In the heart of Australia’s ‘Red Centre’, an abandoned and run-down church has been restored by the local Lutheran Aboriginal community, with the assistance of Finke River Mission (FRM) and some enthusiastic Sydney school students.
On Saturday 30 July, FRM pastor Rob Borgas led a rite of consecration of the restored church at Lilla outstation (Reedy Creek, which the outstation was called when it was part of the Tempe Downs cattle run), ten kilometres south of the spectacular tourist attraction Kings Canyon.
On the Kings Canyon homelands – which includes Ulpanyali, Lilla, Wanmara and Ukaka – FRM Pitjantjatjara-speaking pastors have been leading occasional worship services for the mainly Luritja-speaking people in the area, often under the shade of a tree or on the verandah of a house.
Recent renewed interest by the people of Lilla in redeveloping their outstation led to a number of projects being undertaken in partnership with Reg Ramsden of Remote Tours. After they successfully reopened their primary school on 27 January, the people of Lilla set about restoring their old church. This time they were assisted by FRM, which supplied some sacred furniture and hymnals for the new church. St John’s Lutheran Church, Dernancourt, donated the pews, and St Paul’s Lutheran Church, Sydney, donated the baptismal font.

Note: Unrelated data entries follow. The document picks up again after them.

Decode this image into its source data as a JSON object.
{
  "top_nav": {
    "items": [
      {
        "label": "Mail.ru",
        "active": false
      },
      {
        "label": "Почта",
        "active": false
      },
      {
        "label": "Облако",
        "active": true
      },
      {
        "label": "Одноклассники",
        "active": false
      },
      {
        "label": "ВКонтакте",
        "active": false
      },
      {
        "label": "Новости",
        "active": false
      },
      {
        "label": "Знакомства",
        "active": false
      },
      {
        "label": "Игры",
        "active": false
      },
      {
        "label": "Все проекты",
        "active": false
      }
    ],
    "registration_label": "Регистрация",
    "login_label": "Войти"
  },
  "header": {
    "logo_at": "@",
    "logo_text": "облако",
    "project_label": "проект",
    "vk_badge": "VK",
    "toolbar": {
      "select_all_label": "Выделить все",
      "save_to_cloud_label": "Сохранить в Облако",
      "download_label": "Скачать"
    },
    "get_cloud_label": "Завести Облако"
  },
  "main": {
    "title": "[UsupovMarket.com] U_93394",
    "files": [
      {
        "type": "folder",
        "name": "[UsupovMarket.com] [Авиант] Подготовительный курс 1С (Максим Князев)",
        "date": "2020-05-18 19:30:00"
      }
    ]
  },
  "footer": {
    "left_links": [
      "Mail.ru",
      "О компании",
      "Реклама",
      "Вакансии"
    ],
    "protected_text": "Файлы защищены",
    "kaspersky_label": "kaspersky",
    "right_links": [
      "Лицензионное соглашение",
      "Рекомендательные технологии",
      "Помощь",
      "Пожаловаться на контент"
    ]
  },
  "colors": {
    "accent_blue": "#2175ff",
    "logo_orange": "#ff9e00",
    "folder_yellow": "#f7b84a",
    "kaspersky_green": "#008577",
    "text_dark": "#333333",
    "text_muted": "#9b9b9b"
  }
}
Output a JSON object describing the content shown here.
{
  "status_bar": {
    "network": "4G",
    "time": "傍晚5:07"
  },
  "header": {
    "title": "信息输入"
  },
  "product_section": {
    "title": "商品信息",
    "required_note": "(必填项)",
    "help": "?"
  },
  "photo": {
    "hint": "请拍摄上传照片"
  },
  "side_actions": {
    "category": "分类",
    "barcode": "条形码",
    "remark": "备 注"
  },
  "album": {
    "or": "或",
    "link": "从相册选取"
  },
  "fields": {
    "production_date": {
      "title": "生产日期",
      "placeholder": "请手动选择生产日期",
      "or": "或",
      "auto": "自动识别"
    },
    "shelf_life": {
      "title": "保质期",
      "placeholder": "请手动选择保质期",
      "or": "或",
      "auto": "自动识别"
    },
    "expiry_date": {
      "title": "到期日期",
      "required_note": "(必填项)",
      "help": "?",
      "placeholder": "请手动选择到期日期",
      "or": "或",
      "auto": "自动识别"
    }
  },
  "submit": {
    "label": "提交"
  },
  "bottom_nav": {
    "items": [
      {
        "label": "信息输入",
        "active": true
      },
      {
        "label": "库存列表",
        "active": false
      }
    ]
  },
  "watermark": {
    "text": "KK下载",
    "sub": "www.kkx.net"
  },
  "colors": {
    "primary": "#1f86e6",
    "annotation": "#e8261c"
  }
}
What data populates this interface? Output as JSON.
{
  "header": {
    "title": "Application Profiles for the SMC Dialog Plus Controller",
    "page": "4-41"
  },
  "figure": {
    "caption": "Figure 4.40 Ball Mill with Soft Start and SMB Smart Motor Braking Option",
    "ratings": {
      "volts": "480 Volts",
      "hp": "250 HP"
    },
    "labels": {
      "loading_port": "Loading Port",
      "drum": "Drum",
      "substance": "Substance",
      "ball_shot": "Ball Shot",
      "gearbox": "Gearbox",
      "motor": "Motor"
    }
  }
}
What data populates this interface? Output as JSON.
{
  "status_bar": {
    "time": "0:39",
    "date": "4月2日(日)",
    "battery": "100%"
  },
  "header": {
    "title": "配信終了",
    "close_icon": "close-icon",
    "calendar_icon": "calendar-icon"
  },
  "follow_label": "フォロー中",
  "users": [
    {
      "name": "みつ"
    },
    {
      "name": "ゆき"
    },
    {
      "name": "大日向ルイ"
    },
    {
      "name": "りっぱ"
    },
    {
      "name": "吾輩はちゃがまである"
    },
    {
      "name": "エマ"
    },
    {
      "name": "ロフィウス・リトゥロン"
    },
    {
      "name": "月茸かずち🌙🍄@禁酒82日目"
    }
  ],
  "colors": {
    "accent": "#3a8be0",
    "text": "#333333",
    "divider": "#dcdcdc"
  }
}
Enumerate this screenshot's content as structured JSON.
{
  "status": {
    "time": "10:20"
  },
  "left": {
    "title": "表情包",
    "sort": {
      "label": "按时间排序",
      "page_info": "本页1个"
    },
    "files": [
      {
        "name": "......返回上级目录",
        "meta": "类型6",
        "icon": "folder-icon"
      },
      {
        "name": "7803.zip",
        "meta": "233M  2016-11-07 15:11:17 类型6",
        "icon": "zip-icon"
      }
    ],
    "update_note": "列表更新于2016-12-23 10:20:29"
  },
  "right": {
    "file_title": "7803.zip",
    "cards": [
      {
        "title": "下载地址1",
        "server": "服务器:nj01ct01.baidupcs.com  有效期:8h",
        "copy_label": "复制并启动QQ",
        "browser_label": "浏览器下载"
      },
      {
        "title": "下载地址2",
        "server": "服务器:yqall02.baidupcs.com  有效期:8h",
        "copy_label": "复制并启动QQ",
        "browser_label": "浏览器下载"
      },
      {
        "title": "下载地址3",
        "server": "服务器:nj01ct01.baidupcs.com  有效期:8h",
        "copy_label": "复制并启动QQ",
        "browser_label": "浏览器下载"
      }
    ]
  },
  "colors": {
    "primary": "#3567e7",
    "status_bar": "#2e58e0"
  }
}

Muscle and elbow grease was supplied by a group of Year 10 students from St Andrew’s Cathedral School, Sydney. Used to studying in multi-storey buildings in the heart of Sydney, the students were given the rare opportunity to camp on a homeland and learn about traditional culture from the local people, in exchange for helping to paint and renovate the church.
Originally the church had been built by the founders of the Lilla outstation, including the late Pastor Peter Bullah, in the late 1970s or early 1980s. Over the years it had fallen into disuse and disrepair, like so many other outstation churches have done after such hopeful beginnings thirty to forty years ago.
In the 1970s changes to FRM policy about how Indigenous culture and Christianity could coexist, plus the federal government’s granting of land rights, gave Indigenous people the freedom to move from the more populated communities, such as Hermannsburg, Papunya and Areyonga, back to their traditional homelands. Over the next ten to twenty years many so-called ‘outstations’ were developed in Central Australia, including in the Kings Canyon area.
‘Traditional Indigenous culture and identity is fundamentally linked to the land’, explains Pastor Borgas. ‘This is perhaps why family relationships and responsibilities seem to be more functional on outstations. Removed from inter-family fighting, people talk of the peace and quiet they enjoy on the outstation. The outstations, far from the dangers of alcohol, drugs and gambling found in many of the major centres, are safe and healthy places for people and their families. They are places for them to be who they really are.’
A great product of the increased freedom and sense of identity people experience on their homeland is the desire to renew the Christian faith and traditions introduced by the missionaries and evangelists and practised by their parents and grandparents.
‘This is why so many people ask for church services and devotions to be held on their homelands’, Pastor Borgas said.
The people of Lilla are very proud of what they have achieved. According to Vera Williams, ‘In the past people were missing out on church and there was no place to have Sunday school for the kids. Having a special place dedicated to worshipping God and teaching our children is very important for us at Lilla.’